がちがちに崩れた自律神経がそんなすぐに改善するわけないでしょうが!と。
自律神経の乱れは生活の乱れから。
筋肉をつけるのに時間が掛るように、しっかりと改善するには生活を根本から変えていく必要がある。
じっくり腰を据えて改善しないといけないんです。
生活リズムを整える
まず一番重要なのがここですね。
なるべく毎日一定のリズムで生活すること。
特に起きる時間を一定にするとよいみたいです。
朝の陽ざしを浴びる
わたしたちの身体には体内時計というものがあります。
この体内時計が眠くなるタイミングをコントロールしています。
朝の陽ざしを浴びることで、体内時計をリセットして夜にちゃんと眠気が来るようにセットすることができます。
寝る前の強い刺激を避ける
睡眠前の強い光や音などの刺激、激しい運動などはスムーズな入眠を妨げます。
なるべく避けた方がいいでしょう。
寝る1時間前からは強い刺激は避け、間接照明など間接照明などのリラックスできる環境で過ごすのがベスト。
ちなみに強い刺激を避けるとは言いましたが、睡眠前のセックスはなぜか入眠効果が高いです。
一番の安眠法ではないかというくらいに・・・。
栄養のある食事を摂る
ボディビルの掛け声で、「そこまで絞るには眠れない夜もあっただろ」というものがあるように、過度なダイエットは睡眠を著しく妨げます。
神経伝達物質やからだの働きを調整するホルモンは、食事から摂取した栄養がもとになっています。
食事のバランスが偏るとそれらの物質もきちんとつくられなくなってしまいます。
コンテスト前の減量以外は、なるべくバランスのとれた食事を心がけて!
定期的な運動習慣
この記事を読んでいる方であれば、普段から運動を行っているかと思いますが、運動習慣も自律神経に大きな影響を与えるようです。

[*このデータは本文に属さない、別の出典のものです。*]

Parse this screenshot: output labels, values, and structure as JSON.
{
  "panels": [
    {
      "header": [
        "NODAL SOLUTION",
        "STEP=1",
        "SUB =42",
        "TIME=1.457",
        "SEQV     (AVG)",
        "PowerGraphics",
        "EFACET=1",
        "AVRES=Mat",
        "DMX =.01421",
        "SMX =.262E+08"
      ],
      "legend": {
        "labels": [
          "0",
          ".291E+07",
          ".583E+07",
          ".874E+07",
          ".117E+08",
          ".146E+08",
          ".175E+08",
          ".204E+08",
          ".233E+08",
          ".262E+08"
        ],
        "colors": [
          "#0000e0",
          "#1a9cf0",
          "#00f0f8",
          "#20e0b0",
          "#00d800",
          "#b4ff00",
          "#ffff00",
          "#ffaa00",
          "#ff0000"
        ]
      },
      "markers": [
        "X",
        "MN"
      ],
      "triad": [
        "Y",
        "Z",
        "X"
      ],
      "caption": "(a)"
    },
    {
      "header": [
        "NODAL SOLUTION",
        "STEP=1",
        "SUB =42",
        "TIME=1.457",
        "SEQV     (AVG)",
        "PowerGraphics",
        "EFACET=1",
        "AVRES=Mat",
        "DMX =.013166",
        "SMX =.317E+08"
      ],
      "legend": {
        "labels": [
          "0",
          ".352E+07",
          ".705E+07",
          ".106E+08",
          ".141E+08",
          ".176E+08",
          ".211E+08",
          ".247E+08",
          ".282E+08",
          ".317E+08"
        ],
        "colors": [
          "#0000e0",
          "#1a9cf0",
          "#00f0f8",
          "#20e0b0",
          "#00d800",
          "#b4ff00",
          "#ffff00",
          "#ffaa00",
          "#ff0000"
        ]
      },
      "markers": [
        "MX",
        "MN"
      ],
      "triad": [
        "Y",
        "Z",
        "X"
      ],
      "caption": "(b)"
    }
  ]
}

特にデスクワークなどで普段カラダを動かさない方は、定期的な運動を心がけてください。
夜の入浴はぬるめのお湯で
入浴時のお湯の温度も、自律神経に影響を与えます。
40度を超える温度だと交感神経が優位に働きやすくなり、39度以下だと副交感神経が働きやすくなります。
寝る前に入浴する場合、38℃~40℃くらいのお湯に20分程度つかると、体の芯まであったまってリラックスできるようになります。
さらにお風呂から上がって1時間後くらいに布団に入るようにすると自然な眠気が起きやすくなります。
逆に朝は集めのお湯を身体に浴びせることでシャキッと目覚めることができるでしょう。
カフェインを控える
カフェインには眠気を伝える物質をブロックするはたらきがあると言われています。
なので過剰に摂取してしまうと、夜眠れなくなることも。
カフェインの耐性は人によってさまざまなので、夕方に飲んでも平気な人もいれば、お昼に飲んでも夜眠れない人も。
自分がどの時間帯までなら大丈夫なのかを見極めて。
飲酒や喫煙を控える
飲酒や喫煙の習慣も、自律神経のバランスを乱すと言われています。
控えられるなら、なるべく控えた方がいいでしょう。
特に寝酒は避けた方が無難。お酒に酔って交感神経が優位になるので、寝る前に大量に飲むと睡眠の質が悪くなります。
瞑想
瞑想というと何だかうさんくさい印象を受ける方もいるかもしれませんが、近年とても注目されているリラクゼーション法です。
やり方は様々ありますが、テレビやオーディオを消して目を閉じて、自分の呼吸やからだの感覚、音などに意識を集中するだけでも効果が期待できます。
ということで今回は自律神経についてでした。